Ti–6Al–4V and Cr–Co alloys are extensively used in manufacturing prostheses due to their biocompatibility, high strength-to-weight ratio and high resistance to corrosion and wear. However, machining operations involving Ti–6Al–4V and Cr–Co alloys face a series of difficulties related to their low machinability which complicate the process of controlling the quality levels required in these parts. The main objective of this paper is to study the influence of cutting parameters, machine tool control accuracy and metrology procedures on surface roughness parameters and form errors in contouring operations of Ti–6Al–4V and Cr–Co workpieces. The machining performance of the two biocompatible materials is compared, focusing the study on part quality at low feed per revolution and the stochastic nature of plastic deformations at this regime. The results showed a better surface roughness control for Ti–6Al–4V, whereas for Cr–Co alloys, the performance presents high variability. In the case of form errors (sphericity), contouring errors and metrology procedures are important factors to be considered for quality assurance.
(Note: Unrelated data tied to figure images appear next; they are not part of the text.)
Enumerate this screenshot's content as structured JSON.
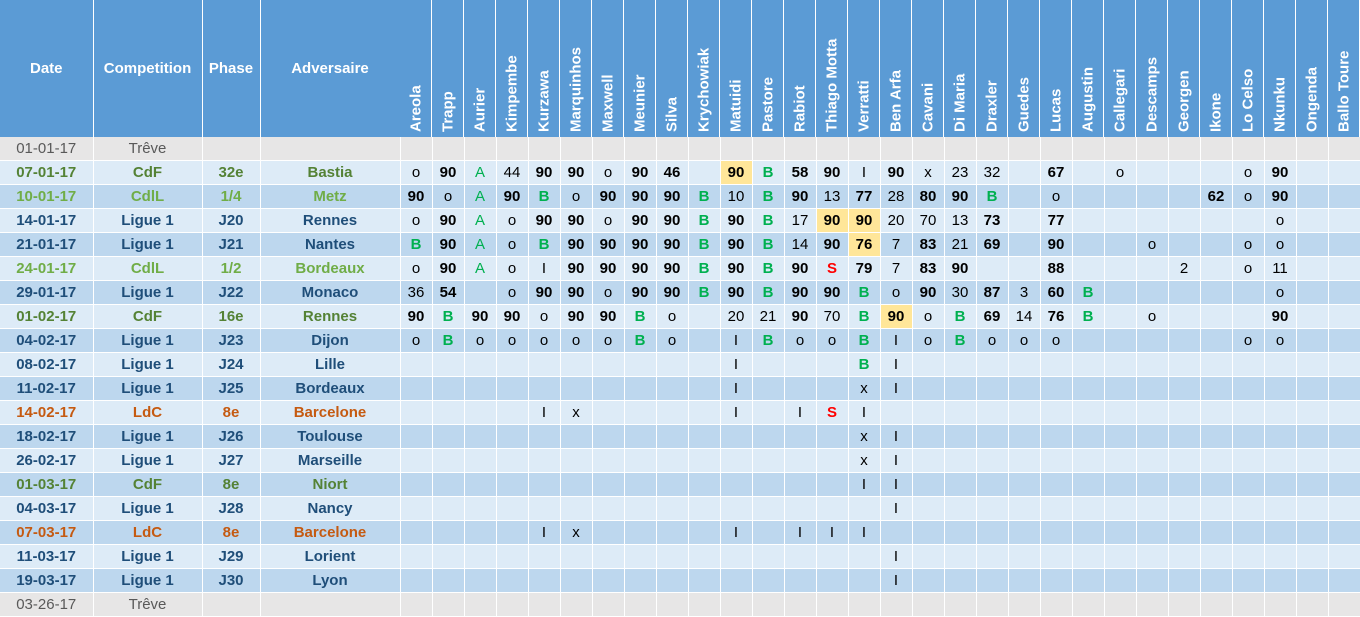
{
  "headers": {
    "date": "Date",
    "competition": "Competition",
    "phase": "Phase",
    "adversaire": "Adversaire",
    "players": [
      "Areola",
      "Trapp",
      "Aurier",
      "Kimpembe",
      "Kurzawa",
      "Marquinhos",
      "Maxwell",
      "Meunier",
      "Silva",
      "Krychowiak",
      "Matuidi",
      "Pastore",
      "Rabiot",
      "Thiago Motta",
      "Verratti",
      "Ben Arfa",
      "Cavani",
      "Di Maria",
      "Draxler",
      "Guedes",
      "Lucas",
      "Augustin",
      "Callegari",
      "Descamps",
      "Georgen",
      "Ikone",
      "Lo Celso",
      "Nkunku",
      "Ongenda",
      "Ballo Toure"
    ]
  },
  "colors": {
    "header_bg": "#5b9bd5",
    "row_light": "#ddebf7",
    "row_dark": "#bdd7ee",
    "treve_bg": "#e7e6e6",
    "ligue1": "#1f4e79",
    "cdf": "#548235",
    "cdl": "#70ad47",
    "ldc": "#c55a11",
    "highlight": "#ffe699",
    "green_mark": "#00b050",
    "red_mark": "#ff0000"
  },
  "rows": [
    {
      "date": "01-01-17",
      "competition": "Trêve",
      "phase": "",
      "adversaire": "",
      "type": "treve",
      "cells": [
        "",
        "",
        "",
        "",
        "",
        "",
        "",
        "",
        "",
        "",
        "",
        "",
        "",
        "",
        "",
        "",
        "",
        "",
        "",
        "",
        "",
        "",
        "",
        "",
        "",
        "",
        "",
        "",
        "",
        ""
      ]
    },
    {
      "date": "07-01-17",
      "competition": "CdF",
      "phase": "32e",
      "adversaire": "Bastia",
      "type": "cdf",
      "cells": [
        "o",
        "90",
        "A",
        "44",
        "90",
        "90",
        "o",
        "90",
        "46",
        "",
        "90",
        "B",
        "58",
        "90",
        "I",
        "90",
        "x",
        "23",
        "32",
        "",
        "67",
        "",
        "o",
        "",
        "",
        "",
        "o",
        "90",
        "",
        ""
      ]
    },
    {
      "date": "10-01-17",
      "competition": "CdlL",
      "phase": "1/4",
      "adversaire": "Metz",
      "type": "cdl",
      "cells": [
        "90",
        "o",
        "A",
        "90",
        "B",
        "o",
        "90",
        "90",
        "90",
        "B",
        "10",
        "B",
        "90",
        "13",
        "77",
        "28",
        "80",
        "90",
        "B",
        "",
        "o",
        "",
        "",
        "",
        "",
        "62",
        "o",
        "90",
        "",
        ""
      ]
    },
    {
      "date": "14-01-17",
      "competition": "Ligue 1",
      "phase": "J20",
      "adversaire": "Rennes",
      "type": "ligue",
      "cells": [
        "o",
        "90",
        "A",
        "o",
        "90",
        "90",
        "o",
        "90",
        "90",
        "B",
        "90",
        "B",
        "17",
        "90",
        "90",
        "20",
        "70",
        "13",
        "73",
        "",
        "77",
        "",
        "",
        "",
        "",
        "",
        "",
        "o",
        "",
        ""
      ]
    },
    {
      "date": "21-01-17",
      "competition": "Ligue 1",
      "phase": "J21",
      "adversaire": "Nantes",
      "type": "ligue",
      "cells": [
        "B",
        "90",
        "A",
        "o",
        "B",
        "90",
        "90",
        "90",
        "90",
        "B",
        "90",
        "B",
        "14",
        "90",
        "76",
        "7",
        "83",
        "21",
        "69",
        "",
        "90",
        "",
        "",
        "o",
        "",
        "",
        "o",
        "o",
        "",
        ""
      ]
    },
    {
      "date": "24-01-17",
      "competition": "CdlL",
      "phase": "1/2",
      "adversaire": "Bordeaux",
      "type": "cdl",
      "cells": [
        "o",
        "90",
        "A",
        "o",
        "I",
        "90",
        "90",
        "90",
        "90",
        "B",
        "90",
        "B",
        "90",
        "S",
        "79",
        "7",
        "83",
        "90",
        "",
        "",
        "88",
        "",
        "",
        "",
        "2",
        "",
        "o",
        "11",
        "",
        ""
      ]
    },
    {
      "date": "29-01-17",
      "competition": "Ligue 1",
      "phase": "J22",
      "adversaire": "Monaco",
      "type": "ligue",
      "cells": [
        "36",
        "54",
        "",
        "o",
        "90",
        "90",
        "o",
        "90",
        "90",
        "B",
        "90",
        "B",
        "90",
        "90",
        "B",
        "o",
        "90",
        "30",
        "87",
        "3",
        "60",
        "B",
        "",
        "",
        "",
        "",
        "",
        "o",
        "",
        ""
      ]
    },
    {
      "date": "01-02-17",
      "competition": "CdF",
      "phase": "16e",
      "adversaire": "Rennes",
      "type": "cdf",
      "cells": [
        "90",
        "B",
        "90",
        "90",
        "o",
        "90",
        "90",
        "B",
        "o",
        "",
        "20",
        "21",
        "90",
        "70",
        "B",
        "90",
        "o",
        "B",
        "69",
        "14",
        "76",
        "B",
        "",
        "o",
        "",
        "",
        "",
        "90",
        "",
        ""
      ]
    },
    {
      "date": "04-02-17",
      "competition": "Ligue 1",
      "phase": "J23",
      "adversaire": "Dijon",
      "type": "ligue",
      "cells": [
        "o",
        "B",
        "o",
        "o",
        "o",
        "o",
        "o",
        "B",
        "o",
        "",
        "I",
        "B",
        "o",
        "o",
        "B",
        "I",
        "o",
        "B",
        "o",
        "o",
        "o",
        "",
        "",
        "",
        "",
        "",
        "o",
        "o",
        "",
        ""
      ]
    },
    {
      "date": "08-02-17",
      "competition": "Ligue 1",
      "phase": "J24",
      "adversaire": "Lille",
      "type": "ligue",
      "cells": [
        "",
        "",
        "",
        "",
        "",
        "",
        "",
        "",
        "",
        "",
        "I",
        "",
        "",
        "",
        "B",
        "I",
        "",
        "",
        "",
        "",
        "",
        "",
        "",
        "",
        "",
        "",
        "",
        "",
        "",
        ""
      ]
    },
    {
      "date": "11-02-17",
      "competition": "Ligue 1",
      "phase": "J25",
      "adversaire": "Bordeaux",
      "type": "ligue",
      "cells": [
        "",
        "",
        "",
        "",
        "",
        "",
        "",
        "",
        "",
        "",
        "I",
        "",
        "",
        "",
        "x",
        "I",
        "",
        "",
        "",
        "",
        "",
        "",
        "",
        "",
        "",
        "",
        "",
        "",
        "",
        ""
      ]
    },
    {
      "date": "14-02-17",
      "competition": "LdC",
      "phase": "8e",
      "adversaire": "Barcelone",
      "type": "ldc",
      "cells": [
        "",
        "",
        "",
        "",
        "I",
        "x",
        "",
        "",
        "",
        "",
        "I",
        "",
        "I",
        "S",
        "I",
        "",
        "",
        "",
        "",
        "",
        "",
        "",
        "",
        "",
        "",
        "",
        "",
        "",
        "",
        ""
      ]
    },
    {
      "date": "18-02-17",
      "competition": "Ligue 1",
      "phase": "J26",
      "adversaire": "Toulouse",
      "type": "ligue",
      "cells": [
        "",
        "",
        "",
        "",
        "",
        "",
        "",
        "",
        "",
        "",
        "",
        "",
        "",
        "",
        "x",
        "I",
        "",
        "",
        "",
        "",
        "",
        "",
        "",
        "",
        "",
        "",
        "",
        "",
        "",
        ""
      ]
    },
    {
      "date": "26-02-17",
      "competition": "Ligue 1",
      "phase": "J27",
      "adversaire": "Marseille",
      "type": "ligue",
      "cells": [
        "",
        "",
        "",
        "",
        "",
        "",
        "",
        "",
        "",
        "",
        "",
        "",
        "",
        "",
        "x",
        "I",
        "",
        "",
        "",
        "",
        "",
        "",
        "",
        "",
        "",
        "",
        "",
        "",
        "",
        ""
      ]
    },
    {
      "date": "01-03-17",
      "competition": "CdF",
      "phase": "8e",
      "adversaire": "Niort",
      "type": "cdf",
      "cells": [
        "",
        "",
        "",
        "",
        "",
        "",
        "",
        "",
        "",
        "",
        "",
        "",
        "",
        "",
        "I",
        "I",
        "",
        "",
        "",
        "",
        "",
        "",
        "",
        "",
        "",
        "",
        "",
        "",
        "",
        ""
      ]
    },
    {
      "date": "04-03-17",
      "competition": "Ligue 1",
      "phase": "J28",
      "adversaire": "Nancy",
      "type": "ligue",
      "cells": [
        "",
        "",
        "",
        "",
        "",
        "",
        "",
        "",
        "",
        "",
        "",
        "",
        "",
        "",
        "",
        "I",
        "",
        "",
        "",
        "",
        "",
        "",
        "",
        "",
        "",
        "",
        "",
        "",
        "",
        ""
      ]
    },
    {
      "date": "07-03-17",
      "competition": "LdC",
      "phase": "8e",
      "adversaire": "Barcelone",
      "type": "ldc",
      "cells": [
        "",
        "",
        "",
        "",
        "I",
        "x",
        "",
        "",
        "",
        "",
        "I",
        "",
        "I",
        "I",
        "I",
        "",
        "",
        "",
        "",
        "",
        "",
        "",
        "",
        "",
        "",
        "",
        "",
        "",
        "",
        ""
      ]
    },
    {
      "date": "11-03-17",
      "competition": "Ligue 1",
      "phase": "J29",
      "adversaire": "Lorient",
      "type": "ligue",
      "cells": [
        "",
        "",
        "",
        "",
        "",
        "",
        "",
        "",
        "",
        "",
        "",
        "",
        "",
        "",
        "",
        "I",
        "",
        "",
        "",
        "",
        "",
        "",
        "",
        "",
        "",
        "",
        "",
        "",
        "",
        ""
      ]
    },
    {
      "date": "19-03-17",
      "competition": "Ligue 1",
      "phase": "J30",
      "adversaire": "Lyon",
      "type": "ligue",
      "cells": [
        "",
        "",
        "",
        "",
        "",
        "",
        "",
        "",
        "",
        "",
        "",
        "",
        "",
        "",
        "",
        "I",
        "",
        "",
        "",
        "",
        "",
        "",
        "",
        "",
        "",
        "",
        "",
        "",
        "",
        ""
      ]
    },
    {
      "date": "03-26-17",
      "competition": "Trêve",
      "phase": "",
      "adversaire": "",
      "type": "treve",
      "cells": [
        "",
        "",
        "",
        "",
        "",
        "",
        "",
        "",
        "",
        "",
        "",
        "",
        "",
        "",
        "",
        "",
        "",
        "",
        "",
        "",
        "",
        "",
        "",
        "",
        "",
        "",
        "",
        "",
        "",
        ""
      ]
    }
  ],
  "highlights": [
    {
      "row": 1,
      "col": 10
    },
    {
      "row": 3,
      "col": 13
    },
    {
      "row": 3,
      "col": 14
    },
    {
      "row": 4,
      "col": 14
    },
    {
      "row": 7,
      "col": 15
    }
  ]
}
In addition, the study analyses the correlation of the machining performance with different sensor signals acquired from a low cost non-intrusive multi-sensor, showing a high correlation of signals from acoustic emission sensors and accelerometers in the machining of spherical features on Ti–6Al–4V parts. The findings of this research work can be taken into account when designing prostheses components and planning their manufacturing processes.